Once-a-month prevention pill succeeds in malaria-endemic areas

Monthly prophylaxis with the fixed-dose combination of naphthoquine-azithromycin (NQAZ) is well tolerated and confers significant protection against infection with Plasmodium parasites among individuals residing in malaria-endemic areas in Southeast Asia, as shown in the results of a phase III trial.

“In an area with ~8 percent prevalence of Plasmodium infections, the monthly oral administration of 400-mg NQ/400-mg AZ provided an overall >90 percent protective efficacy [against] malaria parasitaemia during a 2-month follow-up period,” the investigators said.

The trial included 631 individuals aged 5–65 years who lived in villages along the China-Myanmar border, where malaria transmission occurs perennially, estimated at >10 percent per year, and peaks in May–September. A total of 319 participants were assigned to receive NQAZ and 312 to receive placebo as a single-dose monthly treatment. They were monitored weekly for 2 months for adverse events and malaria infections. [Malar J 2013;12:361; http://apps.who.int/iris/bitstream/handle/10665/204266/9789241549394_eng.pdf]

Forty-nine out of the 531 participants who completed the trial had blood smear-positive Plasmodium infections: 46 in the placebo group and three in the active treatment group. In the former group, 37 cases of infection (17 P. falciparum, 16 P. vivax, and four P. ovale) occurred in the first month, and nine (two P. falciparum and seven P. vivax) in the second month. On the other hand, the three patients who received NQAZ had acute P. falciparum malaria attacks in the first month. [Clin Infect Dis 2020;doi:10.1093/cid/ciaa1018]

“Since both the NQAZ and the placebo populations resided in the same villages,” the investigators noted, “it is possible that drastic reduction of new infections in the treatment group and also treatment of smear-positive cases in the placebo group led to the overall reduction of new blood-stage infections in the second month.” They also pointed out that most of the P. vivax infections that occurred in the second month might be relapse cases.
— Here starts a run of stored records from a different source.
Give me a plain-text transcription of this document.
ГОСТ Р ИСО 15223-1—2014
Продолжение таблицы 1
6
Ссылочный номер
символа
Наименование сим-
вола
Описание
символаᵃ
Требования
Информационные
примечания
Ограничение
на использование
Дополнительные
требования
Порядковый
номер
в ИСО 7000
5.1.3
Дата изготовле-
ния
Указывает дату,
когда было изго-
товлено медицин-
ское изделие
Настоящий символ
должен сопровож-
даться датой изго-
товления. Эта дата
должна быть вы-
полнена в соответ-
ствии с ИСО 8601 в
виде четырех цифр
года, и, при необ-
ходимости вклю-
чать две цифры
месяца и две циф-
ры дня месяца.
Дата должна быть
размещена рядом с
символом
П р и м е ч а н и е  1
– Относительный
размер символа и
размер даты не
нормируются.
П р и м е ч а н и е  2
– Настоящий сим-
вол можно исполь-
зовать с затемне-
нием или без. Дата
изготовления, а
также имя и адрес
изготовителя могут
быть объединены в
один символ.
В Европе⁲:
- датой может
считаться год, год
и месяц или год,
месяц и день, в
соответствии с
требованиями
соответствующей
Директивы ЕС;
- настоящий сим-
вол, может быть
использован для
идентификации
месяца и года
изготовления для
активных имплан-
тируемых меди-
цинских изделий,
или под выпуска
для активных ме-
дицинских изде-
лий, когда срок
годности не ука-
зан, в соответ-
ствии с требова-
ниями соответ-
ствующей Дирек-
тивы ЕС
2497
Efficacy analysis revealed that NQAZ yielded a protective efficacy of 93.62 percent (95 percent confidence interval [CI], 91.72–95.52) in the intent-to-treat population and 93.04 percent (95 percent CI, 90.98–95.1) in the per-protocol population. Furthermore, the drug provided complete protection against P. vivax and P. ovale malaria relapse.

Treatment was well tolerated, and there were no serious adverse events recorded in either group. None of the participants discontinued treatment due to adverse events. Potential drug-related adverse events included 18 (5.6 percent) cases of increased levels of liver transaminases in the NQAZ group, as compared to seven (2.2 percent) in the placebo group (p>0.05).

The NQAZ fixed-dose combination was developed as a prophylactic medication in villages endemic for both P. falciparum and P. vivax. At a single dose of 400-mg NQ/400-mg AZ, the combination was safe and offered >90 percent prophylactic efficacy against all malaria species within a month in an early trial. [Antimicrob Agents Chemother 2018;62:e00793-18]

“In the study area, P. vivax accounted for >70 percent of the parasites detected at the baseline,” the investigators said.

Some vivax-endemic regions have seen success with mass drug administration of primaquine. This drug, however, has been associated with severe haemolysis in patients with glucose-6-phosphate dehydrogenase (G6PD) deficiency. [Malar J 2013;12:383]

“Under [such a] scenario, the excellent safety profile of NQAZ and its superb protective efficacy against P. vivax malaria make monthly NQAZ an excellent choice for [malaria] elimination … in regions with a high prevalence of G6PDd,” they added.

Considering the present data, the investigators are positive that administering NQAZ as monthly prophylaxis may lead to continuous, dramatic reduction and possibly eventual elimination of Plasmodium infections in the future.